The first child’s injury was wet and dry swabbed for salivary DNA evidence and photographed with a standard American Board of Forensic Odontology #2 scale measurement device. During subsequent questioning by law enforcement, the biologic father disclosed that he had bitten his daughter the night before. He reported doing this because he was frustrated by the infant’s crying and “wanted her to shut up.”

It is critical for medical providers to recognize an inflicted adult bite as a sentinel injury.3,4 If protective measures for the bite victim are not rapidly implemented, the child has a high likelihood of sustaining additional injuries such as maiming or fatal abusive head trauma.  

REFERENCES

1. Kellogg N; American Academy of Pediatrics Committee on Child Abuse and Neglect. Oral and dental aspects of child abuse and neglect. Pediatrics. 2005;116(6):1565-1568.

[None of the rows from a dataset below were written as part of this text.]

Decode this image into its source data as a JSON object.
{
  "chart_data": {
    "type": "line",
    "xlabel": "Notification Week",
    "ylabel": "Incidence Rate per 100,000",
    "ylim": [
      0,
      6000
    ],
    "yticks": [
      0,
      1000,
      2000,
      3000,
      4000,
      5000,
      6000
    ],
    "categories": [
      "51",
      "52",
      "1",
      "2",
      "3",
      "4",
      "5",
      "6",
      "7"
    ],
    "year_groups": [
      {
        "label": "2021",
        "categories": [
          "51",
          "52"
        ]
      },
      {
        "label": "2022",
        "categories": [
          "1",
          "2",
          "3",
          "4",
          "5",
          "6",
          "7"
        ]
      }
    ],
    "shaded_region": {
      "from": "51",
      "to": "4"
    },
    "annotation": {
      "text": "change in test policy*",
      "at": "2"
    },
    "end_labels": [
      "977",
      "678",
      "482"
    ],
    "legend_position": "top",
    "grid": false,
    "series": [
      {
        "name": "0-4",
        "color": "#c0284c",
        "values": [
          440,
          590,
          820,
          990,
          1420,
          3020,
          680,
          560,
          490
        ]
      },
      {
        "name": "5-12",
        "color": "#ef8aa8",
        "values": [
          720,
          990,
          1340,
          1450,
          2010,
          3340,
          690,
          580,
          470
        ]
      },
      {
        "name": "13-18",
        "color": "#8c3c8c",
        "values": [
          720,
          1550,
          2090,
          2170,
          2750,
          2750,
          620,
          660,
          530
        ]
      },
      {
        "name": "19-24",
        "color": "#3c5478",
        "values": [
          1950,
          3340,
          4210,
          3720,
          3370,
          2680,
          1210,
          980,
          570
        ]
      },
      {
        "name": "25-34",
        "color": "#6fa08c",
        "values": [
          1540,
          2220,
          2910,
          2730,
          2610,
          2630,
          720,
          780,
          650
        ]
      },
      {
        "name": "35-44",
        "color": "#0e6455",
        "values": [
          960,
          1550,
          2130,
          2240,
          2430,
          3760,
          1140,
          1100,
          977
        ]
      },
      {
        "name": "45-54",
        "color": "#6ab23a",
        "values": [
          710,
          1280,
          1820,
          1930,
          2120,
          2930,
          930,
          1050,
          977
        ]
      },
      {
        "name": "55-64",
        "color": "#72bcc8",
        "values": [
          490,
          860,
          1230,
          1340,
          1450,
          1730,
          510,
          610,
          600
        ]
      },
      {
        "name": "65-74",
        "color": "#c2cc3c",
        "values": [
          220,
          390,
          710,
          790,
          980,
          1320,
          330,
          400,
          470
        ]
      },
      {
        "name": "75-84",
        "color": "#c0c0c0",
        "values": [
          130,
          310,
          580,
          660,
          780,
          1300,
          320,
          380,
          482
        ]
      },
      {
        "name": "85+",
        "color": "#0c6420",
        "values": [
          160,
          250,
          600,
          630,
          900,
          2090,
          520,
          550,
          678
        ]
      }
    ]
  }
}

2. Feldman KW. Patterned abusive bruises of the buttocks and the pinnae. Pediatrics. 1992;90(4):633-636.

3. Sheets L, Leach M, Nugent, M, Simpson P. Sentinel injuries precede abusive head trauma in infants. Annual Meeting of the Ray Helfer Society. Tucson, AZ; 2008.

4. Petska HW, Sheets LK, Knox BL. Facial bruising as a precursor to abusive head trauma. Clin Pediatr (Phila). 2013;52(1):86-88.